“Nas duas faces de Eva, a bela e a fera”
Rita Lee e Roberto de Carvalho
A maternidade é, sem dúvidas, o maior desafio feminino. Testa as mulheres em todos os sentidos, desde a decisão de ser ou não ser, e sendo, aceitar as primeiras discretas mudanças no corpo e no humor. Na sequência, as mudanças mais visíveis, que para algumas é motivo de orgulho e alegria, mas, para outras, sofrimento e não aceitação. Um processo difícil, especialmente para quem não tem um bom suporte emocional. Até que chega, então, a hora do parto, que pode ser um processo relativamente tranquilo, ou horas de dores contínuas, intermediadas por todos os tipos de pensamentos, dos mais nobres aos mais vis.
A chegada da criança traz uma nova fase, quando é imprescindível aquele apoio emocional.

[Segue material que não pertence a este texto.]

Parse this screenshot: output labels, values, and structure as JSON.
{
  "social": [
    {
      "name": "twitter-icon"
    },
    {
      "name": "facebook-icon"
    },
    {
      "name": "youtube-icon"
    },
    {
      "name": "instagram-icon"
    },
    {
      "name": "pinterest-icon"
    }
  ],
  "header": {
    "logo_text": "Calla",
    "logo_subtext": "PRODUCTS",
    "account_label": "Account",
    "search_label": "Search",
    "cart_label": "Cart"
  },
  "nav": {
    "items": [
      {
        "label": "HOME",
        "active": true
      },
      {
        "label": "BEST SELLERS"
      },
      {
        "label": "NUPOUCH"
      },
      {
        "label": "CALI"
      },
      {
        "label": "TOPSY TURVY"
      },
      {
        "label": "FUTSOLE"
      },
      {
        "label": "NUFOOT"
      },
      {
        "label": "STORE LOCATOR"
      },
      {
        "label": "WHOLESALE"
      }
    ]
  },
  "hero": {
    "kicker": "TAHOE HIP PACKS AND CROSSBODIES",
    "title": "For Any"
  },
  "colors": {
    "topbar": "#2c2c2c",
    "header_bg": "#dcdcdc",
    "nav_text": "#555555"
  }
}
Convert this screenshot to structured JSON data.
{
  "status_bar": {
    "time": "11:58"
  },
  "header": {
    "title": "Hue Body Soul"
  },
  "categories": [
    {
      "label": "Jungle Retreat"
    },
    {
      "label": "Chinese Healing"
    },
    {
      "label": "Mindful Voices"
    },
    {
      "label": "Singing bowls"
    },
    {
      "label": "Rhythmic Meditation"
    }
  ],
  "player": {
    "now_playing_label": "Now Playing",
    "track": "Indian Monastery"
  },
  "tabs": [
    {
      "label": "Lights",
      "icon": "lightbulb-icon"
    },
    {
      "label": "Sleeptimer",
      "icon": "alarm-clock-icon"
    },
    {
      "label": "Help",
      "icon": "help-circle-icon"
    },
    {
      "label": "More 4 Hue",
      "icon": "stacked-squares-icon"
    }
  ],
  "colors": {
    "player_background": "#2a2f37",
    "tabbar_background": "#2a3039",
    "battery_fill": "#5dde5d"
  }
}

Na ausência dele pode surgir a fera. Mães que não se sentem capazes de cuidar e cumprir seus papéis, com dificuldades na amamentação e sentimentos de impotência diante do novo são levadas a estados de depressão. Em casos mais sérios, chegam a abandonar seus bebês nos lugares mais inóspitos, e, nos mais extremos, os sufocam, até calarem o choro que são incapazes de controlar ou suportar.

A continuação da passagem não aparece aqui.